One of the last things Victor remembered was a voice beside his knee saying, “Could have bin worse, mister. I could have said ‘miaow.’”

Holy Wood dreams

And now it was now eight hours later.

A horribly overhung Ponder Stibbons looked guiltily at the empty desk beside him. It was unlike Victor to miss exams. He always said he enjoyed the challenge.

“Get ready to turn over your papers,” said the invigilator at the end of the hall. The sixty chests of sixty prospective wizards tightened with dark, unbearable tension. Ponder fumbled anxiously with his lucky pen.

The wizard on the dais turned over the hourglass. “You may begin,” he said.

Several of the more smug students turned over their papers by snapping their fingers. Ponder hated them instantly.

He reached for his lucky inkwell, missed completely in his nervousness, and then knocked it over. A small black flood rolled over his question paper.

Panic and shame washed over him nearly as thoroughly. He mopped the ink up with the hem of his robe, spreading it smoothly over the desk. His lucky dried frog had been washed away.

Hot with embarrassment, dripping black ink, he looked up in supplication at the presiding wizard and then cast his eyes imploringly at the empty desk beside him.

The wizard nodded. Ponder gratefully sidled across the aisle, waited until his heart had stopped thumping and then, very carefully, turned over the paper on the desk.

After ten seconds, and against all reason, he turned it over again just in case there had been a mistake and the rest of the questions had somehow been on the top side after all.
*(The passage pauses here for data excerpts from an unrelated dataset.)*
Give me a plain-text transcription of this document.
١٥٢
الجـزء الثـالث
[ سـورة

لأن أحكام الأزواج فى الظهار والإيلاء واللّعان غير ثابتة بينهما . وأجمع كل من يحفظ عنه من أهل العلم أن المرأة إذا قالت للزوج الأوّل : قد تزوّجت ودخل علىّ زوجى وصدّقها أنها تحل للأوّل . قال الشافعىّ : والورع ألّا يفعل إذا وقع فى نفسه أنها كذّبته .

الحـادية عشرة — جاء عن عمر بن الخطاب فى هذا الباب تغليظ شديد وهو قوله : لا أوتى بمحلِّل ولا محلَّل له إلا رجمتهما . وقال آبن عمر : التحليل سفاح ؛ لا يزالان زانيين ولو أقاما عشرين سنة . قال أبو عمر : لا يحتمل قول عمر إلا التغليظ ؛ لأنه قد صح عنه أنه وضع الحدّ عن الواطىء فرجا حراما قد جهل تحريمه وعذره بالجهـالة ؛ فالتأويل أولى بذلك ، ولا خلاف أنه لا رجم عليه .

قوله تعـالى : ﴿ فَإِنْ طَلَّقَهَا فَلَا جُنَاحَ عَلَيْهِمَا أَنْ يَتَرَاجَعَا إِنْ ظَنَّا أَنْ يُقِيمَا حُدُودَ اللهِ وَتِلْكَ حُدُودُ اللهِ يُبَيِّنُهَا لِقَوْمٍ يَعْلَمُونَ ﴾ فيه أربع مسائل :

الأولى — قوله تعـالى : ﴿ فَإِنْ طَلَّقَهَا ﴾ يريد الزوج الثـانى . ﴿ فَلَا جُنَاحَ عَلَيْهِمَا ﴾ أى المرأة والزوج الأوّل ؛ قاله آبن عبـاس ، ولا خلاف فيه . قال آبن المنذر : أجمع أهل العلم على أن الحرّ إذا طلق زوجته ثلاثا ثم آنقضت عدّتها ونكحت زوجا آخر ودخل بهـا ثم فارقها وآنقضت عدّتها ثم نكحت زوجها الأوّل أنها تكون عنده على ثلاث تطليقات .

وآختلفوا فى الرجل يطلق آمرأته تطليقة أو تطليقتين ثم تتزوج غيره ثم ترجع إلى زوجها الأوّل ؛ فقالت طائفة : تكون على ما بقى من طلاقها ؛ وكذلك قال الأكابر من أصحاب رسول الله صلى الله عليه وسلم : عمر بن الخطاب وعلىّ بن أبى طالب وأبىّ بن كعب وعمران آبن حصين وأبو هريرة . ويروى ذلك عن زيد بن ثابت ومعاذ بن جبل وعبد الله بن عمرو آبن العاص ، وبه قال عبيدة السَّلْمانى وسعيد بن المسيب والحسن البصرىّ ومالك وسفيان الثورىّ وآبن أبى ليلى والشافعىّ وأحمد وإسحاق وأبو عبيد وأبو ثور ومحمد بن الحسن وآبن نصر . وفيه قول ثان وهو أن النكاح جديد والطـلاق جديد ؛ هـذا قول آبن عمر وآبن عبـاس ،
Around him there was the intense silence of fifty-nine minds creaking with sustained effort.

Ponder turned the paper over again.

Perhaps it was some mistake. No…there was the University seal and the signature of the Archchancellor and everything. So perhaps it was some sort of special test. Perhaps they were watching him now to see what he’d do…

He peered around furtively. The other students seemed to be working hard. Perhaps it
was
a mistake after all. Yes. The more he came to think about it, the more logical it seemed. The Archchancellor had probably signed the papers and then, when the clerks had been copying them out, one of them had got as far as the all-important first question and then maybe had been called away or something, and no one had noticed, and it’d got put on Victor’s desk, but now he wasn’t here and Ponder had got it which meant, he decided, in a sudden rush of piety, that the gods must have
wanted
him to get it. After all, it wasn’t his fault if some sort of error gave him a paper like this. It was probably sacrilegious or something to ignore the opportunity.